Nama : Tinton Dwi Santoso
NIM :
13410077
Kelas/semester : PAI A / 4
AL-BASHIR
A.
Pengertian Al-Bashir
Al-Bashir berasal dari kata
ba-sha-ra, yang arti harfiahnya adalah “melihat”. Dalam pengertian yang lebih
luas, bashara bisa berarti ilmu atau kejelasan. Nabi Yusuf, sebagaimana dikutip
dalam al-Qur’an, senantiasa melakukan dakwah kepada para terpidana dan petugas
di lingkungan penjara dengan mengatakan:
“Inilah
jalanku, aku dan orang-orang yang mengikutiku mengajak kamu kepada Allah dengan
bukti yang sangat jelas dan nyata (bashirah),” (QS. Yusuf: 108)
Arti lain,
seperti yang sering dipakai oleh kaum sufi, adalah mata hati atau mata batin.
Ada pula yang menyebutnya dengan indera keenam. Apa pun namanya, seseorang yang
telah memiliki bashirah akan mampu melihat hal-hal yang ghaib. Ketika melihat
sesuatu, ia tidak hanya melihat dengan mata kepalanya saja, tetapi menggunakan
mata batinnya yang dapat menembus batas ruang dan waktu.
Bashirah dalam
pengertian yang kedua tersebut hanya diberikan oleh Allah kepada
hamba-hamba-Nya yang senantiasa berusaha mendekat atau melakukan taqarrub
kepada Allah. Salah satu hamba-Nya yang jelas-jelas telah memiliki bashirah
adalah Muhammad saw, sebagaimana yang dinyatakan dalam al-Qur’an:
“Telah
diperlihatkan sebagian dari tanda-tanda (kebesaran) Kami.” (Al-Israa: 1).
“Tanda-tanda
Kami” dalam ayat di atas tidak lain adalah sesuatu yang ghaib, terselubung,
atau tersembunyi. Nabi Muhammad diberi kesempatan untuk menyaksikan peristiwa
ghaib melalui mata batinnya. Tirai yang menyelubungi alam ghaib dibuka sehingga
tidak ada lagi pembatas yang mengantarai Rasulullah saw dengan alam ghaib.

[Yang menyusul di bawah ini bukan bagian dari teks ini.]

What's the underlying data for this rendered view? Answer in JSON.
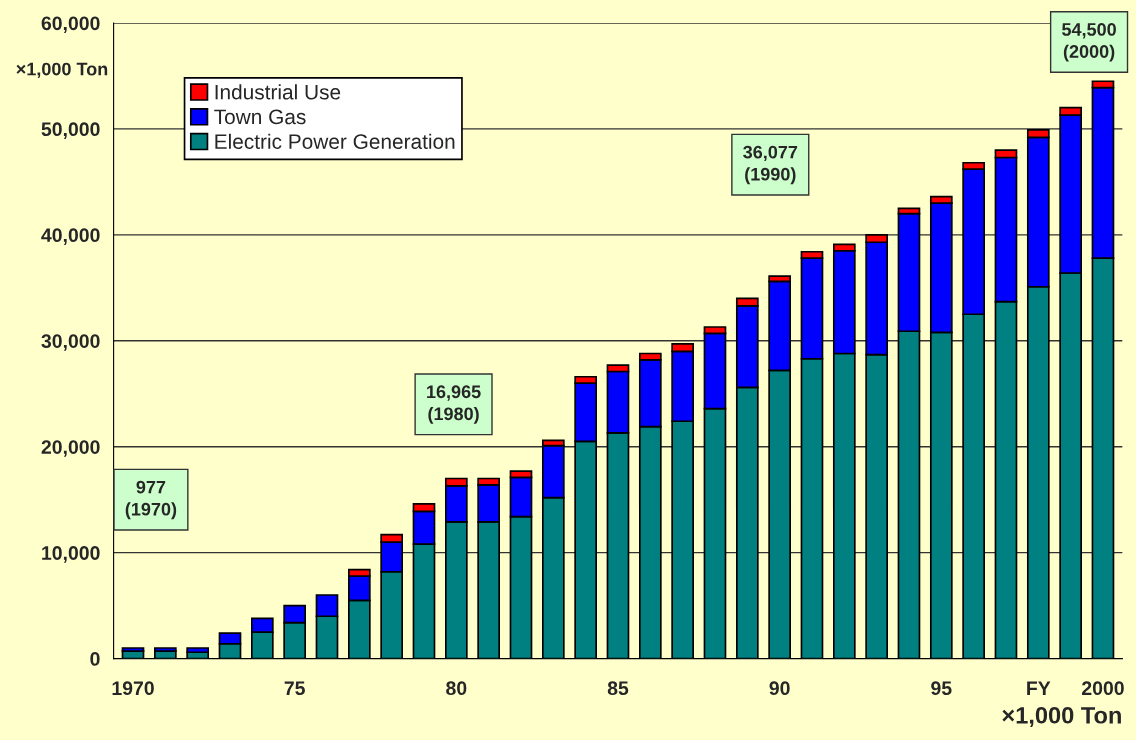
{
  "chart_data": {
    "type": "bar",
    "stacked": true,
    "ylabel": "×1,000 Ton",
    "xlabel": "×1,000 Ton",
    "categories": [
      "1970",
      null,
      null,
      null,
      null,
      "75",
      null,
      null,
      null,
      null,
      "80",
      null,
      null,
      null,
      null,
      "85",
      null,
      null,
      null,
      null,
      "90",
      null,
      null,
      null,
      null,
      "95",
      null,
      null,
      "FY",
      null,
      "2000"
    ],
    "series": [
      {
        "name": "Electric Power Generation",
        "color": "#008080",
        "values": [
          700,
          700,
          600,
          1400,
          2500,
          3400,
          4000,
          5500,
          8200,
          10800,
          12900,
          12900,
          13400,
          15200,
          20500,
          21300,
          21900,
          22400,
          23600,
          25600,
          27200,
          28300,
          28800,
          28700,
          30900,
          30800,
          32500,
          33700,
          35100,
          36400,
          37800
        ]
      },
      {
        "name": "Town Gas",
        "color": "#0000ff",
        "values": [
          300,
          300,
          400,
          1000,
          1300,
          1600,
          2000,
          2300,
          2800,
          3100,
          3400,
          3500,
          3700,
          4900,
          5500,
          5800,
          6300,
          6600,
          7100,
          7700,
          8400,
          9500,
          9700,
          10600,
          11100,
          12200,
          13700,
          13600,
          14100,
          14900,
          16100
        ]
      },
      {
        "name": "Industrial Use",
        "color": "#ff0000",
        "values": [
          null,
          null,
          null,
          null,
          null,
          null,
          null,
          600,
          700,
          700,
          700,
          600,
          600,
          500,
          600,
          600,
          600,
          700,
          600,
          700,
          500,
          600,
          600,
          700,
          500,
          600,
          600,
          700,
          700,
          700,
          600
        ]
      }
    ],
    "annotations": [
      "977\n(1970)",
      "16,965\n(1980)",
      "36,077\n(1990)",
      "54,500\n(2000)"
    ],
    "ylim": [
      0,
      60000
    ],
    "yticks": [
      0,
      {
        "value": 10000,
        "label": "10,000"
      },
      {
        "value": 20000,
        "label": "20,000"
      },
      {
        "value": 30000,
        "label": "30,000"
      },
      {
        "value": 40000,
        "label": "40,000"
      },
      {
        "value": 50000,
        "label": "50,000"
      },
      {
        "value": 60000,
        "label": "60,000"
      }
    ],
    "grid": "y",
    "legend": "top left"
  }
}
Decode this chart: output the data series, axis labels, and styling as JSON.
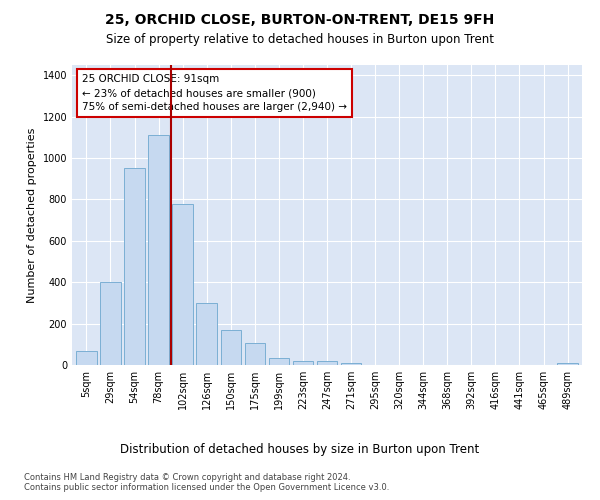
{
  "title": "25, ORCHID CLOSE, BURTON-ON-TRENT, DE15 9FH",
  "subtitle": "Size of property relative to detached houses in Burton upon Trent",
  "xlabel_bottom": "Distribution of detached houses by size in Burton upon Trent",
  "ylabel": "Number of detached properties",
  "footnote1": "Contains HM Land Registry data © Crown copyright and database right 2024.",
  "footnote2": "Contains public sector information licensed under the Open Government Licence v3.0.",
  "bar_categories": [
    "5sqm",
    "29sqm",
    "54sqm",
    "78sqm",
    "102sqm",
    "126sqm",
    "150sqm",
    "175sqm",
    "199sqm",
    "223sqm",
    "247sqm",
    "271sqm",
    "295sqm",
    "320sqm",
    "344sqm",
    "368sqm",
    "392sqm",
    "416sqm",
    "441sqm",
    "465sqm",
    "489sqm"
  ],
  "bar_values": [
    70,
    400,
    950,
    1110,
    780,
    300,
    170,
    105,
    35,
    20,
    20,
    12,
    0,
    0,
    0,
    0,
    0,
    0,
    0,
    0,
    12
  ],
  "bar_color": "#c6d9f0",
  "bar_edgecolor": "#7bafd4",
  "vline_x": 3.5,
  "vline_color": "#aa0000",
  "annotation_text": "25 ORCHID CLOSE: 91sqm\n← 23% of detached houses are smaller (900)\n75% of semi-detached houses are larger (2,940) →",
  "annotation_box_color": "#ffffff",
  "annotation_box_edgecolor": "#cc0000",
  "ylim": [
    0,
    1450
  ],
  "yticks": [
    0,
    200,
    400,
    600,
    800,
    1000,
    1200,
    1400
  ],
  "background_color": "#dce6f5",
  "title_fontsize": 10,
  "subtitle_fontsize": 8.5,
  "footnote_fontsize": 6.0,
  "xlabel_fontsize": 8.5,
  "ylabel_fontsize": 8,
  "tick_fontsize": 7,
  "annotation_fontsize": 7.5
}
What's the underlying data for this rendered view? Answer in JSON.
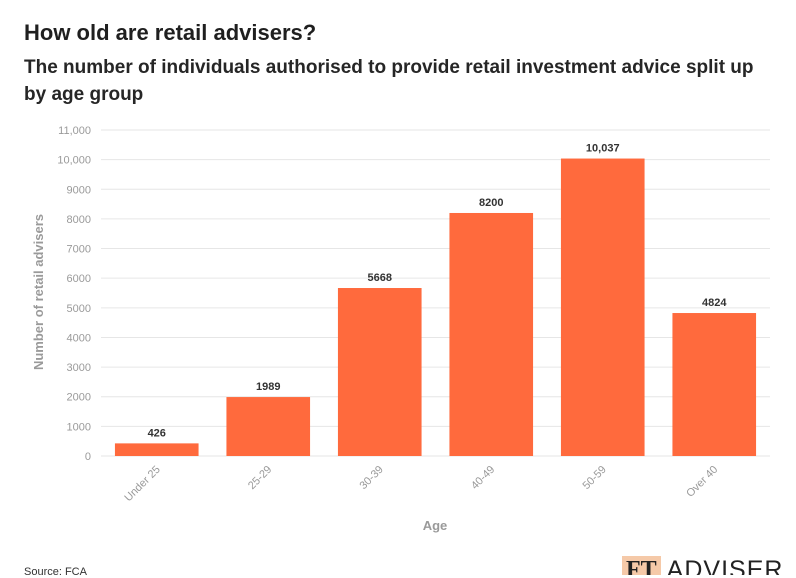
{
  "header": {
    "title": "How old are retail advisers?",
    "subtitle": "The number of individuals authorised to provide retail investment advice split up by age group"
  },
  "footer": {
    "source": "Source: FCA",
    "logo_ft": "FT",
    "logo_text": "ADVISER"
  },
  "colors": {
    "bar": "#ff6a3d",
    "grid": "#e6e6e6",
    "axis_text": "#9a9a9a",
    "label_text": "#333333"
  },
  "chart_data": {
    "type": "bar",
    "categories": [
      "Under 25",
      "25-29",
      "30-39",
      "40-49",
      "50-59",
      "Over 40"
    ],
    "values": [
      426,
      1989,
      5668,
      8200,
      10037,
      4824
    ],
    "value_labels": [
      "426",
      "1989",
      "5668",
      "8200",
      "10,037",
      "4824"
    ],
    "xlabel": "Age",
    "ylabel": "Number of retail advisers",
    "ylim": [
      0,
      11000
    ],
    "yticks": [
      0,
      1000,
      2000,
      3000,
      4000,
      5000,
      6000,
      7000,
      8000,
      9000,
      10000,
      11000
    ],
    "ytick_labels": [
      "0",
      "1000",
      "2000",
      "3000",
      "4000",
      "5000",
      "6000",
      "7000",
      "8000",
      "9000",
      "10,000",
      "11,000"
    ],
    "grid": true,
    "legend": "none"
  }
}
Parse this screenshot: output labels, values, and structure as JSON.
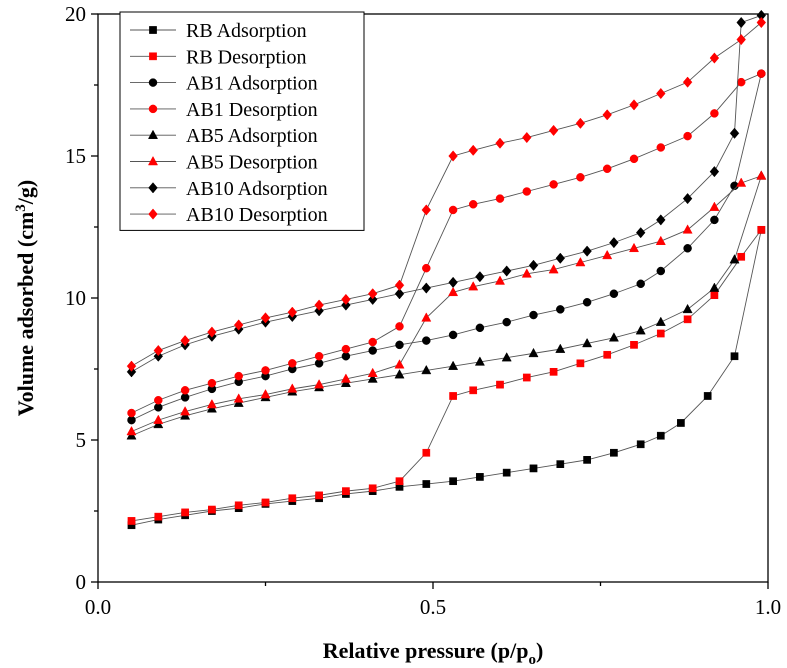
{
  "chart_data": {
    "type": "line",
    "xlabel": "Relative pressure (p/p",
    "xlabel_subscript": "o",
    "xlabel_suffix": ")",
    "ylabel": "Volume adsorbed (cm",
    "ylabel_superscript": "3",
    "ylabel_suffix": "/g)",
    "xlim": [
      0.0,
      1.0
    ],
    "ylim": [
      0,
      20
    ],
    "x_ticks": [
      "0.0",
      "0.5",
      "1.0"
    ],
    "y_ticks": [
      "0",
      "5",
      "10",
      "15",
      "20"
    ],
    "legend_position": "top-left",
    "series": [
      {
        "name": "RB Adsorption",
        "marker": "square",
        "color": "#000000",
        "x": [
          0.05,
          0.09,
          0.13,
          0.17,
          0.21,
          0.25,
          0.29,
          0.33,
          0.37,
          0.41,
          0.45,
          0.49,
          0.53,
          0.57,
          0.61,
          0.65,
          0.69,
          0.73,
          0.77,
          0.81,
          0.84,
          0.87,
          0.91,
          0.95,
          0.99
        ],
        "y": [
          2.0,
          2.2,
          2.35,
          2.5,
          2.6,
          2.75,
          2.85,
          2.95,
          3.1,
          3.2,
          3.35,
          3.45,
          3.55,
          3.7,
          3.85,
          4.0,
          4.15,
          4.3,
          4.55,
          4.85,
          5.15,
          5.6,
          6.55,
          7.95,
          12.4
        ]
      },
      {
        "name": "RB Desorption",
        "marker": "square",
        "color": "#ff0000",
        "x": [
          0.99,
          0.96,
          0.92,
          0.88,
          0.84,
          0.8,
          0.76,
          0.72,
          0.68,
          0.64,
          0.6,
          0.56,
          0.53,
          0.49,
          0.45,
          0.41,
          0.37,
          0.33,
          0.29,
          0.25,
          0.21,
          0.17,
          0.13,
          0.09,
          0.05
        ],
        "y": [
          12.4,
          11.45,
          10.1,
          9.25,
          8.75,
          8.35,
          8.0,
          7.7,
          7.4,
          7.2,
          6.95,
          6.75,
          6.55,
          4.55,
          3.55,
          3.3,
          3.2,
          3.05,
          2.95,
          2.8,
          2.7,
          2.55,
          2.45,
          2.3,
          2.15
        ]
      },
      {
        "name": "AB1 Adsorption",
        "marker": "circle",
        "color": "#000000",
        "x": [
          0.05,
          0.09,
          0.13,
          0.17,
          0.21,
          0.25,
          0.29,
          0.33,
          0.37,
          0.41,
          0.45,
          0.49,
          0.53,
          0.57,
          0.61,
          0.65,
          0.69,
          0.73,
          0.77,
          0.81,
          0.84,
          0.88,
          0.92,
          0.95,
          0.99
        ],
        "y": [
          5.7,
          6.15,
          6.5,
          6.8,
          7.05,
          7.25,
          7.5,
          7.7,
          7.95,
          8.15,
          8.35,
          8.5,
          8.7,
          8.95,
          9.15,
          9.4,
          9.6,
          9.85,
          10.15,
          10.5,
          10.95,
          11.75,
          12.75,
          13.95,
          17.9
        ]
      },
      {
        "name": "AB1 Desorption",
        "marker": "circle",
        "color": "#ff0000",
        "x": [
          0.99,
          0.96,
          0.92,
          0.88,
          0.84,
          0.8,
          0.76,
          0.72,
          0.68,
          0.64,
          0.6,
          0.56,
          0.53,
          0.49,
          0.45,
          0.41,
          0.37,
          0.33,
          0.29,
          0.25,
          0.21,
          0.17,
          0.13,
          0.09,
          0.05
        ],
        "y": [
          17.9,
          17.6,
          16.5,
          15.7,
          15.3,
          14.9,
          14.55,
          14.25,
          14.0,
          13.75,
          13.5,
          13.3,
          13.1,
          11.05,
          9.0,
          8.45,
          8.2,
          7.95,
          7.7,
          7.45,
          7.25,
          7.0,
          6.75,
          6.4,
          5.95
        ]
      },
      {
        "name": "AB5 Adsorption",
        "marker": "triangle",
        "color": "#000000",
        "x": [
          0.05,
          0.09,
          0.13,
          0.17,
          0.21,
          0.25,
          0.29,
          0.33,
          0.37,
          0.41,
          0.45,
          0.49,
          0.53,
          0.57,
          0.61,
          0.65,
          0.69,
          0.73,
          0.77,
          0.81,
          0.84,
          0.88,
          0.92,
          0.95,
          0.99
        ],
        "y": [
          5.15,
          5.55,
          5.85,
          6.1,
          6.3,
          6.5,
          6.7,
          6.85,
          7.0,
          7.15,
          7.3,
          7.45,
          7.6,
          7.75,
          7.9,
          8.05,
          8.2,
          8.4,
          8.6,
          8.85,
          9.15,
          9.6,
          10.35,
          11.35,
          14.3
        ]
      },
      {
        "name": "AB5 Desorption",
        "marker": "triangle",
        "color": "#ff0000",
        "x": [
          0.99,
          0.96,
          0.92,
          0.88,
          0.84,
          0.8,
          0.76,
          0.72,
          0.68,
          0.64,
          0.6,
          0.56,
          0.53,
          0.49,
          0.45,
          0.41,
          0.37,
          0.33,
          0.29,
          0.25,
          0.21,
          0.17,
          0.13,
          0.09,
          0.05
        ],
        "y": [
          14.3,
          14.05,
          13.2,
          12.4,
          12.0,
          11.75,
          11.5,
          11.25,
          11.0,
          10.85,
          10.6,
          10.4,
          10.2,
          9.3,
          7.65,
          7.35,
          7.15,
          6.95,
          6.8,
          6.6,
          6.45,
          6.25,
          6.0,
          5.7,
          5.3
        ]
      },
      {
        "name": "AB10 Adsorption",
        "marker": "diamond",
        "color": "#000000",
        "x": [
          0.05,
          0.09,
          0.13,
          0.17,
          0.21,
          0.25,
          0.29,
          0.33,
          0.37,
          0.41,
          0.45,
          0.49,
          0.53,
          0.57,
          0.61,
          0.65,
          0.69,
          0.73,
          0.77,
          0.81,
          0.84,
          0.88,
          0.92,
          0.95,
          0.96,
          0.99
        ],
        "y": [
          7.4,
          7.95,
          8.35,
          8.65,
          8.9,
          9.15,
          9.35,
          9.55,
          9.75,
          9.95,
          10.15,
          10.35,
          10.55,
          10.75,
          10.95,
          11.15,
          11.4,
          11.65,
          11.95,
          12.3,
          12.75,
          13.5,
          14.45,
          15.8,
          19.7,
          19.95
        ]
      },
      {
        "name": "AB10 Desorption",
        "marker": "diamond",
        "color": "#ff0000",
        "x": [
          0.99,
          0.96,
          0.92,
          0.88,
          0.84,
          0.8,
          0.76,
          0.72,
          0.68,
          0.64,
          0.6,
          0.56,
          0.53,
          0.49,
          0.45,
          0.41,
          0.37,
          0.33,
          0.29,
          0.25,
          0.21,
          0.17,
          0.13,
          0.09,
          0.05
        ],
        "y": [
          19.7,
          19.1,
          18.45,
          17.6,
          17.2,
          16.8,
          16.45,
          16.15,
          15.9,
          15.65,
          15.45,
          15.2,
          15.0,
          13.1,
          10.45,
          10.15,
          9.95,
          9.75,
          9.5,
          9.3,
          9.05,
          8.8,
          8.5,
          8.15,
          7.6
        ]
      }
    ]
  }
}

Dengan begitu, peristiwa masa lalu, sekarang, dan yang akan datang, tertampang
jelas di hadapannya. Bashirah itu tidak hanya diberikan oleh Allah kepada Nabi
Muhammad saja, tapi dalam batas-batas tertentu juga dikaruniakan kepada para
hamba-Nya yang senantiasa taqarrub kepada-Nya.
Dalam hadits
Qudsi Allah berfirman: “Dan seorang hamba-Ku senantiasa mendekat kepada-Ku
dengan melakukan ibadah-ibadah sunnat sehingga Aku mencintainya. Maka apabila
Aku telah mencintainya, Akulah yang menjadi pendengarannya, penglihatannya, dan
sebagai tangan yang digunakannya, serta kaki yang dijalankannya. Apabila ia
memohon kepada-Ku pasti Ku-kabulkan. Jika meminta perlindungan, maka pasti Aku
lindungi.” (HR. Bukhari)
Sedangkan
menurut sumber yang lain, Al-Bashir menurut bahasa artinya mencapai apa-apa
yang dapat dilihat dengan pandangan mata. Sedangkan dalam hak Allah SWT adalah
suatu ibarat tentang sifat yang dengannya tersingkap kesempurnaan perbedaan
segala yang dapat dilihat. Sebab, Allah SWT menyaksikan dan melihat, sehingga
tidak terlepas dari-Nya apa-apa yang terpendam di dalam tanah. Penglihatan
Allah SWT itu terlepas dari adanya bola mata atau pelupuk mata. Gambaran dan
warna-warni tercetak pada Dzat-Nya, sebagaimana tercetak pada mata manusia,
tanpa memberikan bekas atau perubahan yang merusak.
Al-Bashir artinya maha
melihat. Allah Maha Melihat segala sesuatu walaupun lembut dan kecil. Allah
Swt. melihat apa saja yang ada di langit dan di bumi, bahkan seluruh alam
semesta ini dapat dipantau. Hal ini sesuai dengan firman-Nya:
“Sesungguhnya Allah mengetahui apa
yang gaib di langit dan di bumi. dan Allah Maha Melihat apa yang kamu
kerjakan.” (Surah al-hujurat/49: 18)[1]
Sebagai hamba
Al-Bashir, kita harus menyadari bahwa seluruh aktifitas kita dilihat dan
diawasi Allah. Bagi-Nya, tiada tempat yang tersembunyi. Dengan kesadaran itu,
kita akan selalu memilih aktifitas yang baik dan mendatangkan manfaat.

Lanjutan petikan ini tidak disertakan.